Tip #2: Review Test Results In Detail with Your Service Provider
When it comes to reviewing the results of your compliance tests, there are a couple of key things you want to do: First, make sure your provider used the correct data to run your test, and second, make sure you fully understand whether you failed or passed, and why. The best way to do this is by specifically requesting a full walkthrough of your test results from your service provider. This way, you can triple-check the work, verify your pass/fail status, and also catch small inconsistencies or inaccuracies in your employee census information that may be lost on your service provider.

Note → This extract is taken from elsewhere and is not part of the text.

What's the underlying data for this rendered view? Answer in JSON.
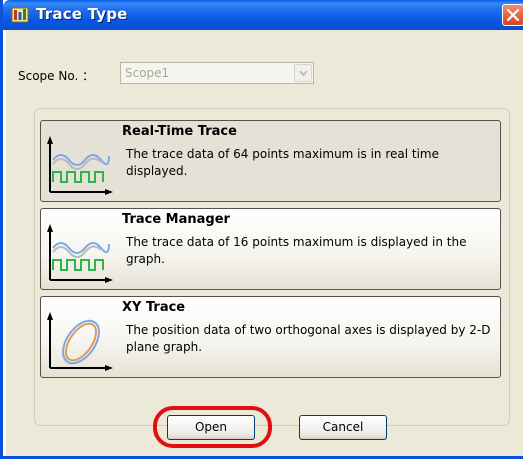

Tip #3: Make a Game Plan for The Coming Year
Pass or fail, you’ll want to make the most of what you learned during your compliance testing process. If you did have to take corrective action in order to pass, talk with your service provider and discuss ways you can update your plan in order to pass next year. Alternately, you could also convert your plan to a Safe Harbor Plan to automatically pass some of these tests. Another method of improving test results that is very near and dear to my own heart is in-person, one-on-one education for your employees to help improve participation and savings rates across the board. Whatever action seems best for your plan, the common thread is to not wait until next year to improve your plan and shore up your chances of a passing test next time around.
That third tip really brings everything together for me when it comes to compliance testing. More than a burden or a pain, I think it’s a great time for employers to really get a good look at their plans, to learn what is working and what isn’t, and to ultimately improve those plans for the benefit of their employees. It’s one more important step along the way to a comfortable retirement for each employee, and in the end, that makes it well worth the time and effort.
What Are The 401(k) Nondiscrimination Testing Deadlines?
Plans that are subject to compliance testing tend to follow a set schedule:
- January: Review complete payroll and employee data for the previous year. Clean up and validate the information by the end of January.
- February to March: This is typically when service providers perform compliance tests and share the results.
- March 15: Non-discrimination testing corrective distributions or additional contributions have to happen before this date to avoid penalties.
- April 15: This is the deadline for any required corrective distributions for those that contribute over the IRS limit, based on the results of your test.
- July 31: This isn’t a hard deadline, but generally you will want to engage your adviser for a mid-year checkup on your plan by this date in order to have a reasonable amount of time to make any necessary changes.